Source: Everyday Food, September 2012


  • 1/4 cup all-purpose flour
  • 1 1/2 pounds chicken cutlets
  • Salt and pepper
  • 1 tablespoon olive oil
  • 3 tablespoons unsalted butter, divided
  • 2 tablespoons fresh thyme leaves, chopped
  • 1 pound button mushrooms, trimmed and quartered
  • 1/4 cup dry white wine
  • 1/4 cup chicken broth
  • 1/4 cup chopped fresh parsley


  1. Place flour in a shallow dish. Season chicken with salt and pepper, then coat with flour, shaking off excess.

  2. In a large skillet, heat oil and 1 tablespoon butter over medium-high. In batches, cook chicken until browned and cooked through, about 3 minutes per side. Transfer to a plate and tent loosely with foil.

  3. Reduce heat to medium, add thyme, mushrooms, and remaining 2 tablespoons butter, and cook until softened, 6 minutes.
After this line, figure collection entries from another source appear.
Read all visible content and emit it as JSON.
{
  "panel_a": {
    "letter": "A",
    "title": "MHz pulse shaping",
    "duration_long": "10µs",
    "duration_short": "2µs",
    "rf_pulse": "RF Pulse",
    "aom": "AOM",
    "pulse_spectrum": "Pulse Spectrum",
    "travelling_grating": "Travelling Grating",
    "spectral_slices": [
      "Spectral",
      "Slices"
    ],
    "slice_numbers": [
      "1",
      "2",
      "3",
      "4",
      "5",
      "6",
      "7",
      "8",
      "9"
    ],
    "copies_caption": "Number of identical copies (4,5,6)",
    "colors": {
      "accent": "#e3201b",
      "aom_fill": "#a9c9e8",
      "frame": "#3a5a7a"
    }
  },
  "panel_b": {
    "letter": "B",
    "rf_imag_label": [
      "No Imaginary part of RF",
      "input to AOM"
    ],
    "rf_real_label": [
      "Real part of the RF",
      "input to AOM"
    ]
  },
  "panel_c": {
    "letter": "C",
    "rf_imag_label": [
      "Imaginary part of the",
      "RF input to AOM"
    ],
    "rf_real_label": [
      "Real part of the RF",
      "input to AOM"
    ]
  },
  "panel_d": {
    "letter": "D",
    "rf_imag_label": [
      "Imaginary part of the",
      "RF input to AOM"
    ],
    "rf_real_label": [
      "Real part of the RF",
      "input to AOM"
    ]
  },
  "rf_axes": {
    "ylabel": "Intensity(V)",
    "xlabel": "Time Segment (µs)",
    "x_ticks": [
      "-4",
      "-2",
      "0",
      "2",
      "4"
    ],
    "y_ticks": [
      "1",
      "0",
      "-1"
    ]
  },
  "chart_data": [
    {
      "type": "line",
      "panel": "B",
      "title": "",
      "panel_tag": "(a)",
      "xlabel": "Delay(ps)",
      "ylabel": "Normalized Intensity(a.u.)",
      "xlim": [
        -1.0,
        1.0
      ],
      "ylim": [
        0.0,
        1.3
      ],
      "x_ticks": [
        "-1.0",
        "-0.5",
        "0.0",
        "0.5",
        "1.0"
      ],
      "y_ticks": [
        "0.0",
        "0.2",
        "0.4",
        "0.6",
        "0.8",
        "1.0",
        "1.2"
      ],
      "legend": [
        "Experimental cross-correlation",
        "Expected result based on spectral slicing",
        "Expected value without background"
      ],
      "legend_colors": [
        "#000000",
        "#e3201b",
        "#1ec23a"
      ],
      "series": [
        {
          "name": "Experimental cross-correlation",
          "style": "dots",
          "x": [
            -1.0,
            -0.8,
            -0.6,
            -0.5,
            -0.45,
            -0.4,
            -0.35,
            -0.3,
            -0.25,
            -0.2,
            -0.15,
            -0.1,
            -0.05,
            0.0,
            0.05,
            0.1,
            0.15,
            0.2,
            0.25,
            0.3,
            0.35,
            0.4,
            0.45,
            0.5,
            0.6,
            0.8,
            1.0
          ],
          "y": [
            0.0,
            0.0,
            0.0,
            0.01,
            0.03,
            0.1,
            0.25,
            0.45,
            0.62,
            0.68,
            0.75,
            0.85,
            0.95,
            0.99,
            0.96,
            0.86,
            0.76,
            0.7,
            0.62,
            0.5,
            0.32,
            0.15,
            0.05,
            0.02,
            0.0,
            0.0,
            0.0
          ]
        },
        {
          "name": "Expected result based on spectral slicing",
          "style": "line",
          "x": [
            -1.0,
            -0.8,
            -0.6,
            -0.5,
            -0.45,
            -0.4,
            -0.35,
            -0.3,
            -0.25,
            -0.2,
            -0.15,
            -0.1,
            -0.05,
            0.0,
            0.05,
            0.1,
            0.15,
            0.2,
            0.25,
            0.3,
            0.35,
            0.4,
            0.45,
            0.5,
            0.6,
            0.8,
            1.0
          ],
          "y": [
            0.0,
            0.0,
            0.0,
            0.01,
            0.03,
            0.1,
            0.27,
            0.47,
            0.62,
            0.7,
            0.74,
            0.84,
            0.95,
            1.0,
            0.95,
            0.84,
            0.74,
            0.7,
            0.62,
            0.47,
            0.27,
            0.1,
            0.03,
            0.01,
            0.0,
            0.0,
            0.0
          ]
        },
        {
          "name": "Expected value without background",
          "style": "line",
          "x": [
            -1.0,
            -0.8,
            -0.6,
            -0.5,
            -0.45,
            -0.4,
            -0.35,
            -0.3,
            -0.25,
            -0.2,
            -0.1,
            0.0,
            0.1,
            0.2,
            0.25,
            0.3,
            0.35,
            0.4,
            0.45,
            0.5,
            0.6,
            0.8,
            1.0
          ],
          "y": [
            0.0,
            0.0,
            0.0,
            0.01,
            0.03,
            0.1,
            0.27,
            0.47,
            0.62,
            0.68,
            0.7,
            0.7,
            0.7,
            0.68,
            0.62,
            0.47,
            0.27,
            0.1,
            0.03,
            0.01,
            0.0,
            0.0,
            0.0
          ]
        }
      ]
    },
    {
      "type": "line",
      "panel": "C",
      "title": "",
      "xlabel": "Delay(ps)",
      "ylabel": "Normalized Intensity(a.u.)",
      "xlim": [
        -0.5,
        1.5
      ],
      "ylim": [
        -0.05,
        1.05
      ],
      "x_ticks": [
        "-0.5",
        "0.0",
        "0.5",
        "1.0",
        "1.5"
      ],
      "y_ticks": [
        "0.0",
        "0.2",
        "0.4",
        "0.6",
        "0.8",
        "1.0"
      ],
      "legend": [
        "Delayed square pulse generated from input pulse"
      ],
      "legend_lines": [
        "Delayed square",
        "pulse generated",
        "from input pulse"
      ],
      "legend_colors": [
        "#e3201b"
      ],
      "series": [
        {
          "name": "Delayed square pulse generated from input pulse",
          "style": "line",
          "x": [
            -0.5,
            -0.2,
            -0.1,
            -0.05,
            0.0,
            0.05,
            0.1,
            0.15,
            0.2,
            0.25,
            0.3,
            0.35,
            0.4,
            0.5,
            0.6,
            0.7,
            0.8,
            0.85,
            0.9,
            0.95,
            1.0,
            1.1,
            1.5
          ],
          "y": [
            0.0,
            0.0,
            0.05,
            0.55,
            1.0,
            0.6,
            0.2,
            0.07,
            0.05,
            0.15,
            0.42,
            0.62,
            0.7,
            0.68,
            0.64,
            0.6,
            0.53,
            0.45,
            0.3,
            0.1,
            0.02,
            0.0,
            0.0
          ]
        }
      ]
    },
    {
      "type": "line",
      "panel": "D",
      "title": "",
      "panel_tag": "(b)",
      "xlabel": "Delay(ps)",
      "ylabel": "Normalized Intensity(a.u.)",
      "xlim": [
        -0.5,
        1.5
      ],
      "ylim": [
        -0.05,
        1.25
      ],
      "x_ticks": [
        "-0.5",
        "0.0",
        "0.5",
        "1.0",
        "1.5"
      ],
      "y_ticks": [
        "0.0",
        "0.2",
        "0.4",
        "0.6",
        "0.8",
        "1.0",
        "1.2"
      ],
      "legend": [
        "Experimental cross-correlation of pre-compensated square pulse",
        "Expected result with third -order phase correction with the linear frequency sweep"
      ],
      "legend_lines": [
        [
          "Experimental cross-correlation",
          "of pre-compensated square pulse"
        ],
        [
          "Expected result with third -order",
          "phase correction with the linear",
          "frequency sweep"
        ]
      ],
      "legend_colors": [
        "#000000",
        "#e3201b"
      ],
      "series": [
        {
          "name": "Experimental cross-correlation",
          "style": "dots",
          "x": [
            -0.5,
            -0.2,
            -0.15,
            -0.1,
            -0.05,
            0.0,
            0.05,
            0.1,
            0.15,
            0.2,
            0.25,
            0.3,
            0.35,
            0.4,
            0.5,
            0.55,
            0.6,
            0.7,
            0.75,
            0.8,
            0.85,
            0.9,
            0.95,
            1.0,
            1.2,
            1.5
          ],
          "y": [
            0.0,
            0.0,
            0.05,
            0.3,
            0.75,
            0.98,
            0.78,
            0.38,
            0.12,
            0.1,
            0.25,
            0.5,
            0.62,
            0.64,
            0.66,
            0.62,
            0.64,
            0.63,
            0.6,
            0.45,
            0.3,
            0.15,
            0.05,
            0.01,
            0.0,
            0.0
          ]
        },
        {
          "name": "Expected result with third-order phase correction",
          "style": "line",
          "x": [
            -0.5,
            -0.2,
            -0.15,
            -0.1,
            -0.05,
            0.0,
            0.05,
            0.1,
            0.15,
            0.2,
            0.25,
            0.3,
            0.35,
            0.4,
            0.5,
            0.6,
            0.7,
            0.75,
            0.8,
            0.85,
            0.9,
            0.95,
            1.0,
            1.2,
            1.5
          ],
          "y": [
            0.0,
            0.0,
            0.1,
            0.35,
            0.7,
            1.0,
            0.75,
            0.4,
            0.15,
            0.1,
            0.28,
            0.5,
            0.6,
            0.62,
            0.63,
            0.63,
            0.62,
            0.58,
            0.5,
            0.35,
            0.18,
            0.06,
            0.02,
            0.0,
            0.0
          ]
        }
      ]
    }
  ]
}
  4. Add wine and broth and cook, stirring, until reduced by half, 3 minutes. Season with salt and pepper. Return chicken to pan along with any accumulated juices; top with parsley.

Reviews (10)

  • katbaran 6 Oct, 2013

    This is just the dish I was looking for! Simple, great taste and easy. I should have looked here first instead of searching elsewhere. The chicken was tender, the mushrooms were soft and silky and the spices added an extra kick. Loved it!

  • Sanders1255 26 Aug, 2013

    Delicious and fast! I added some garlic with the thyme which made it even better.

  • Jartz 12 Aug, 2013

    Made this tonight, it came together great. Actually looked like the picture which is always nice! Tasted great and I already know I will be making it again. If you watch the video and follow the tips you can't go wrong.

  • frazierak 20 Mar, 2013

    I would suggest only using fresh thyme for this recipe. I was really hoping the convenience and availability of dried would work out, but it definitely was not restaurant worthy. Not bad, but I know fresh will be much better. And probably only 1 tsp of dried thyme if you absolutely must.

  • maxsmom77 6 Mar, 2013

    Because we can't have wheat does anyone have a suggestion of what to use instead of flour at the beginning? Maybe cornstarch, arrowroot, guar gum? I want to try this but we can't have the wheat.

  • ellcee55 5 Mar, 2013

    Really easy and delicious recipe. I'm always looking for a quick week night meal and hit the mark. I really liked the earthy flavors of the mushroom and thyme together. Next time I'll make a little more pan gravy. Also, I didn't have any white wine on hand so I substituted with some Chinese Xiaoshing wine and it was still delicious.

  • Cynthiamills 4 Mar, 2013

    This was an excellent dinner that I served with a creamy rosemary polenta. I followed the recipe and it was easy and perfect. Thank you, Sarah!

  • Mom2wandv 4 Mar, 2013

    This was a delicious, easy recipe! Considering that I have no kitchen right now due to renovations, I was astounded that I could pull off something so sophisticated in taste with the few plugin appliances i have to use right now.

  • b braun24 4 Mar, 2013

    i keep kosher. If i would substitute butter for oil would the taste be compromised?

  • Lenise27 30 Sep, 2012

    This was an easy answer to what to do with boneless chicken breasts. Very quick and easy to make. Excellent taste. I followed the recipe exactly. The sauce was wonderful. Would be a good dish to serve to company.